Enabler and catalyser

It is through this role as enabler, supporter and advocate of social innovation that private philanthropy addresses the wealth gap challenge: not only do they deliver new social interventions, but by using their extensive networks and acting as figures of public influence they promote what ultimately will be adopted by larger non-profit organisations and, increasingly, by governments. Especially the latter are turning towards private philanthropy on their search for social innovation that enables the public sector to fulfill its social mandate while minding the costs. The recent launch of a program by the German bank for economic development, KfW, that provides financing to social entrepreneurs under the condition that they can secure additional funding by private donors, is an apt example of governments trying to harness the innovative power of private philanthropists. These interventions will increase the ability of the less fortunate both in developed or developing countries to have access to appropriate healthcare and education. This will help lay the foundations for future economic growth and participation in it: by linking private philanthropy of the wealthy to the economic participation of the less wealthy, the social fabric that makes for a stable, fair society is strengthened.

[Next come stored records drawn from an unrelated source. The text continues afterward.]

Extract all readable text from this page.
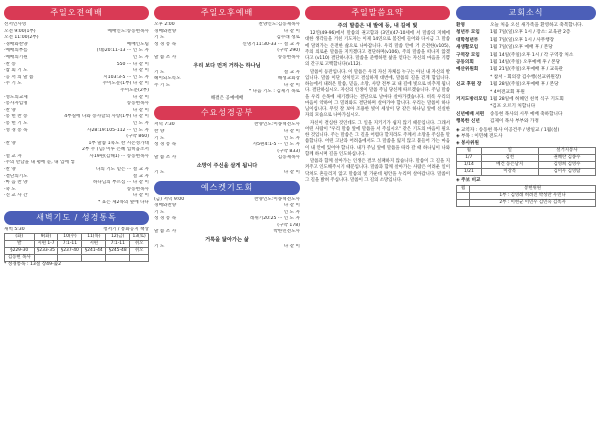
주일오전예배
선서인사영
오전 9:00(1부)	예배인도:송동현목사
오전 11:00(2부)
·경배와찬양	예배인도팀
·예배의부름	(대)20:11-13 ··· 인 도 자
·예배의기원	인 도 자
·찬 송	550 ··· 다 같 이
·참 회 기 도	다 같 이
·응 서 의 말 씀	시103:3-5 ··· 인 도 자
·주 기 도	주이도문(1부) 다 같 이
주이도문(2부)
·성도의교제	다 같 이
·봉사자임명	송동현목사
·찬 양	다 같 이
·봉 헌 찬 송	4부실에 나와 송사할의 사랑(1부) 다 같 이
·봉 헌 기 도	인 도 자
·성 경 봉 독	사28:19:105-112 ··· 인 도 자
(구약 860)
·찬 양	1부 말씀 1묵도 찬 시온성가대
2부 주 (님) 이루 은혜 입히옵소서
·설 교 자	사19편(김해1) ··· 송동현목사
·주의 만남을 내 평에 듣, 내 입에 넣
·찬 양	나의 기도 믿는 ··· 설 교 자
·결단의기도	설 교 자
·마 음 찬 양	하나님의 부르심 ··· 다 같 이
·축 도	송동현목사
·진 교 사 간	다 같 이
* 표는 제2목의 옆에 나다
새벽기도 / 성경통독
새벽 5:30	청서기 / 통화공지 책상
(화)	9(화)	10(수)	11(목)	12(금)	13(토)
발	시편 1-7	7:1-11	시편	7:1-11	쉬오
§229-30	§233-35	§237-40	§241-44	§245-48	쉬오
김동현 목사					
* 성경통독 : 13절 장49-출2
주일오후예배
오후 2:00	찬양인도:김동제목사
경배와찬양	다 같 이
기 도	김수래 성로
성 경 봉 독	신명기11:30-33 ··· 설 교 자
(구약 290)
말 씀 조 사	송동현목사
우리 보다 먼저 거하는 하나님
기 도	설 교 자
헤이되도록노	해성교회장
주 기 도	다 같 이
* 다음 기도 : 김제기 목로
해결은 공예에배
수요성경공부
저녁 7:30	찬양인도:이종혁전도사
찬 양	다 같 이
기 도	인 도 자
성 경 봉 독	사5편4:1-5 ··· 인 도 자
(구약 833)
말 씀 조 사	김동제목사
소망이 주신을 살게 됩니다
기 도	다 같 이
예스켓기도회
(금) 저녁 9:00	찬양인도:이종혁전도사
경배와찬양	다 같 이
기 도	인 도 자
성 경 봉 독	레위기20:25 ··· 인 도 자
(구약 178)
말 씀 조 사	박한민전도사
거룩을 닮아가는 삶
기 도	다 같 이
주일말씀요약
주의 말씀은 내 발에 등, 내 길에 빛

12연(49-96)에서 말씀의 권고함과 (3연)(47-10세에 서 말씀의 지혜에 대한 생각들을 거친 기도자는 이제 14연으로 봄진에 들어와 다시금 그 말씀에 달려가는 온전한 삶으로 나아갑니다. 우리 말씀 안에 거 온전한(v105), 주의 의로운 말씀을 지키겠다고 결단하며(v106), 주의 말씀을 떠나지 않겠다고 (v110) 결단하니다. 말씀을 준행하면 삶을 얻다는 자신의 마음을 기쁨의 간구로 고백합니다(v112).

말씀이 등잔입니다. 이 말씀은 우리 자신 자체를 누구는 아닌 내 자신의 발입니다. 말씀 이단 상처인고 결심하게 대번에, 말씀의 길을 걷게 함입니다. 하늘에서 내려온 말씀, 믿음, 소망, 사랑 전부 교 내 길에 빛으로 비추게 됩니다. 결단하십시오. 자신의 인생이 말씀 주님 당신께 따르겠습니다. 주님 말씀을 우리 손목에 새기겠다는 결단으로 날마다 살아가겠습니다. 비록 우리의 마음이 약하여 그 밀려와도 결단하며 살아가야 합니다. 우리는 말씀이 하나님이십니다. 무엇 잘 보아 조용한 빛이 세상이 당 같은 하나님 앞에 신실한 자의 모습으로 나아가십시오.

자신이 결심한 것인데도 그 일을 지키기가 쉽지 않기 때문입니다. 그래서 어떤 사람이 "우리 말씀 앞에 말씀을 서 주십시오" 같은 기도의 마음이 필요한 것입니다. 주는 말씀은 그 길을 어렵다 할지라도 주께서 소망을 주심을 말씀합니다. 어떤 고난과 어려움에서도 그 말씀을 잃지 않고 붙들어 가는 마음이 내 안에 있어야 합니다. 내가 주님 앞에 말씀을 따라 갈 때 하나님이 나와 함께 하시며 길을 인도하십니다.

말씀과 함께 살아가는 인생은 결코 실패하지 않습니다. 말씀이 그 길을 지켜주고 인도해주시기 때문입니다. 말씀과 함께 살아가는 사람은 어려운 일이 닥쳐도 흔들리지 않고 말씀의 빛 가운데 평안을 누리며 살아갑니다. 말씀이 그 길을 밝혀 주십니다. 말씀이 그 길의 소망입니다.

교회소식
환영	오늘 처음 오신 새가족을 환영하고 축복합니다.
청년부 모임	1월 7일(일)오후 1시 / 장소: 교육관 2층
대학청년부	1월 7일(일)오후 1시 / 사무행장
새생활모임	1월 7일(일)오후 예배 후 / 본당
구역장 모임	1월 14일(주일)오후 1시 / 각 구역장 처소
공동의회	1월 14일(주일) 오후예배 후 / 본당
예산위원회	1월 21일(주일)오후예배 후 / 교육관
* 참서 - 회의장 김수행(선교위원장)
신교 후원 장	1월 28일(주일)오후예배 후 / 본당
* 4여전교회 후원
거지도방리모임 1월 28일에 허혜인 친척 식구 기도회
*김포 오르기 처합니다
신년예배 서편	송동현 목사의 시무 예배 축하합니다
행복한 신년	김제이 목사 부부와 가정
◈ 교역자 : 송동현 목사 이공건주 / 방일교 / 1월(설)
◈ 부목 : 이민혜 전도사
◈ 봉사위원
월	일	설거지봉사
1/7	김천	권혜란 김종수
1/14	메건 동은남지	김영희 김영수
1/21	이강복	김미우 김영탐
◈ 주보 비교
월	봉헌위원
	1부 : 김영례 허려진 박성만 우민나
	2부 : 이현균 이민우 김민숙 김옥자
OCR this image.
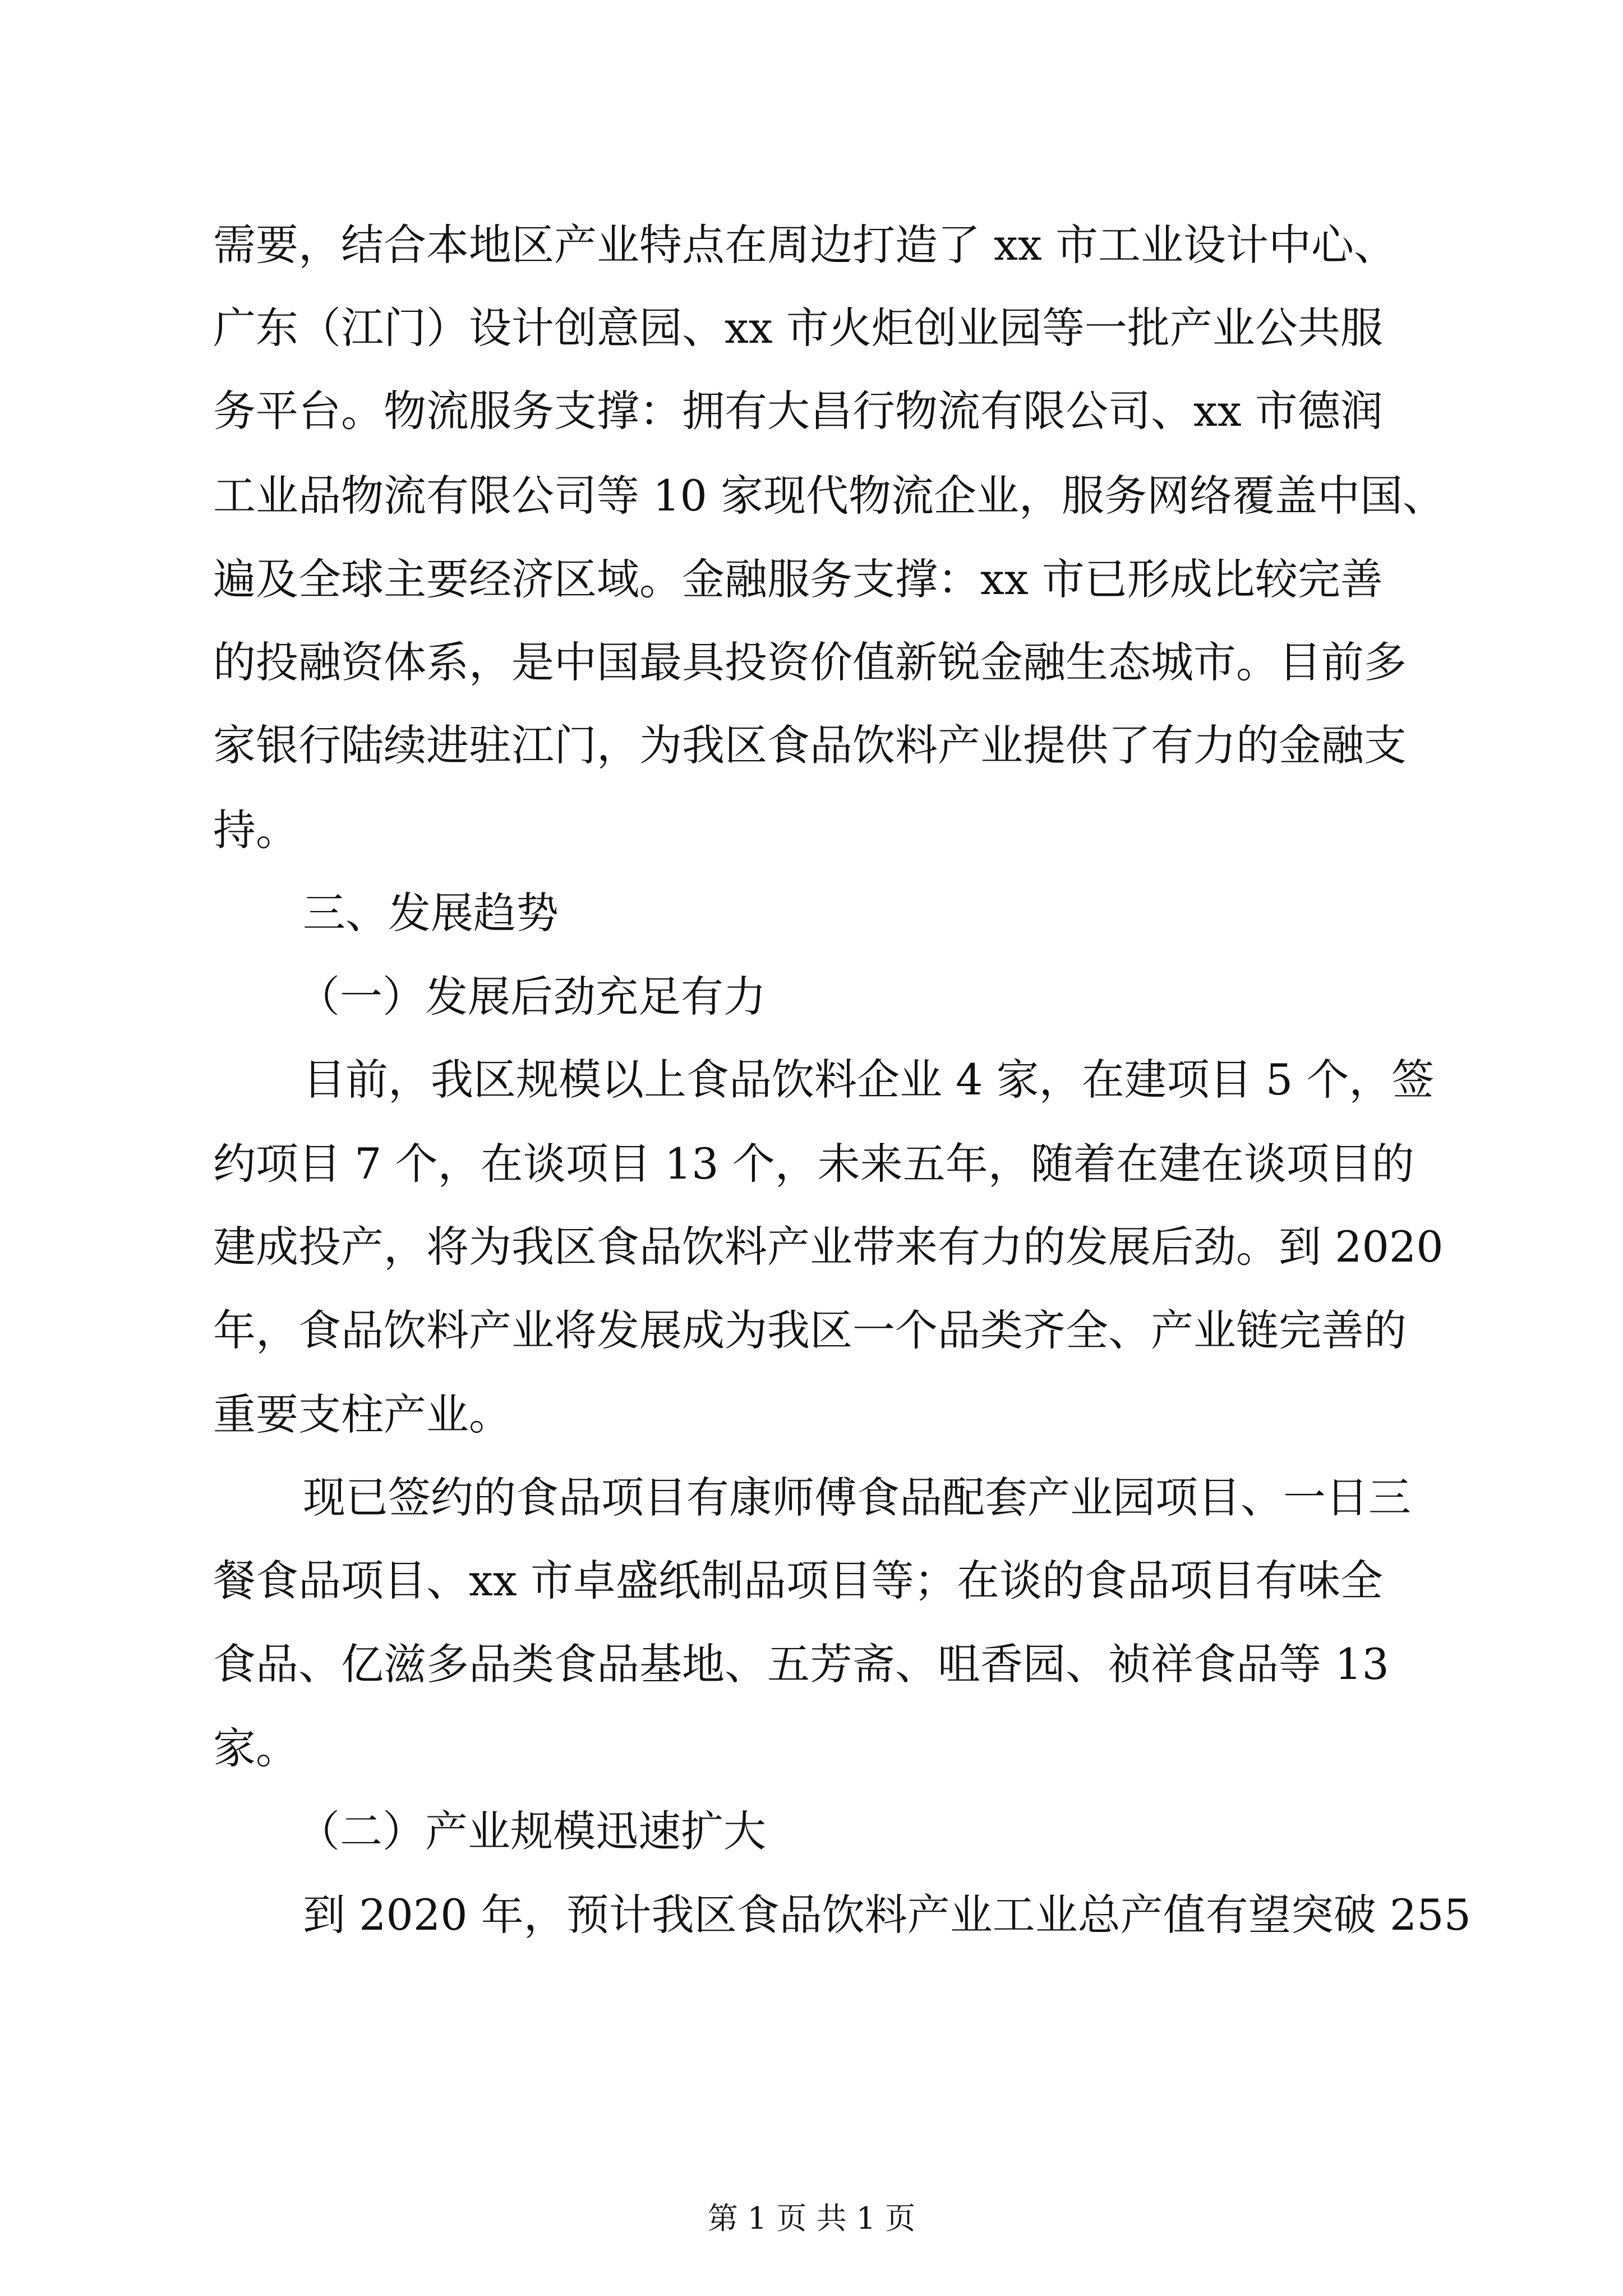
需要，结合本地区产业特点在周边打造了 xx 市工业设计中心、
广东（江门）设计创意园、xx 市火炬创业园等一批产业公共服
务平台。物流服务支撑：拥有大昌行物流有限公司、xx 市德润
工业品物流有限公司等 10 家现代物流企业，服务网络覆盖中国、
遍及全球主要经济区域。金融服务支撑：xx 市已形成比较完善
的投融资体系，是中国最具投资价值新锐金融生态城市。目前多
家银行陆续进驻江门，为我区食品饮料产业提供了有力的金融支
持。
三、发展趋势
（一）发展后劲充足有力
目前，我区规模以上食品饮料企业 4 家，在建项目 5 个，签
约项目 7 个，在谈项目 13 个，未来五年，随着在建在谈项目的
建成投产，将为我区食品饮料产业带来有力的发展后劲。到 2020
年，食品饮料产业将发展成为我区一个品类齐全、产业链完善的
重要支柱产业。
现已签约的食品项目有康师傅食品配套产业园项目、一日三
餐食品项目、xx 市卓盛纸制品项目等；在谈的食品项目有味全
食品、亿滋多品类食品基地、五芳斋、咀香园、祯祥食品等 13
家。
（二）产业规模迅速扩大
到 2020 年，预计我区食品饮料产业工业总产值有望突破 255
第 1 页 共 1 页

Transparency to gain momentum

Private philanthropy will not balance societies that are otherwise challenged in their social cohesion through an overly inhomogeneous distribution of wealth and income. But it can, if done credibly, be a starting point for systemic change -- all the while shaping the future of the wealthy, too. Transparency on individual efforts could create the desired momentum as it allows for discussions on objectives and priorities as well as for collaboration. However, given the reputational risk and the challenges of building a successful philanthropic track record, such transparency may at first only be acceptable within the peer group. Closed conferences, of which there aren't too many yet, but where leading philanthropists, experts and social-sector professionals gather to exchange knowledge and further their philanthropy, have proven to be a very effective means. Very often such gatherings boost alliances around a shared theme of interest, they build scale and subsequently become visible to the broader public including private, public and civil sector organizations.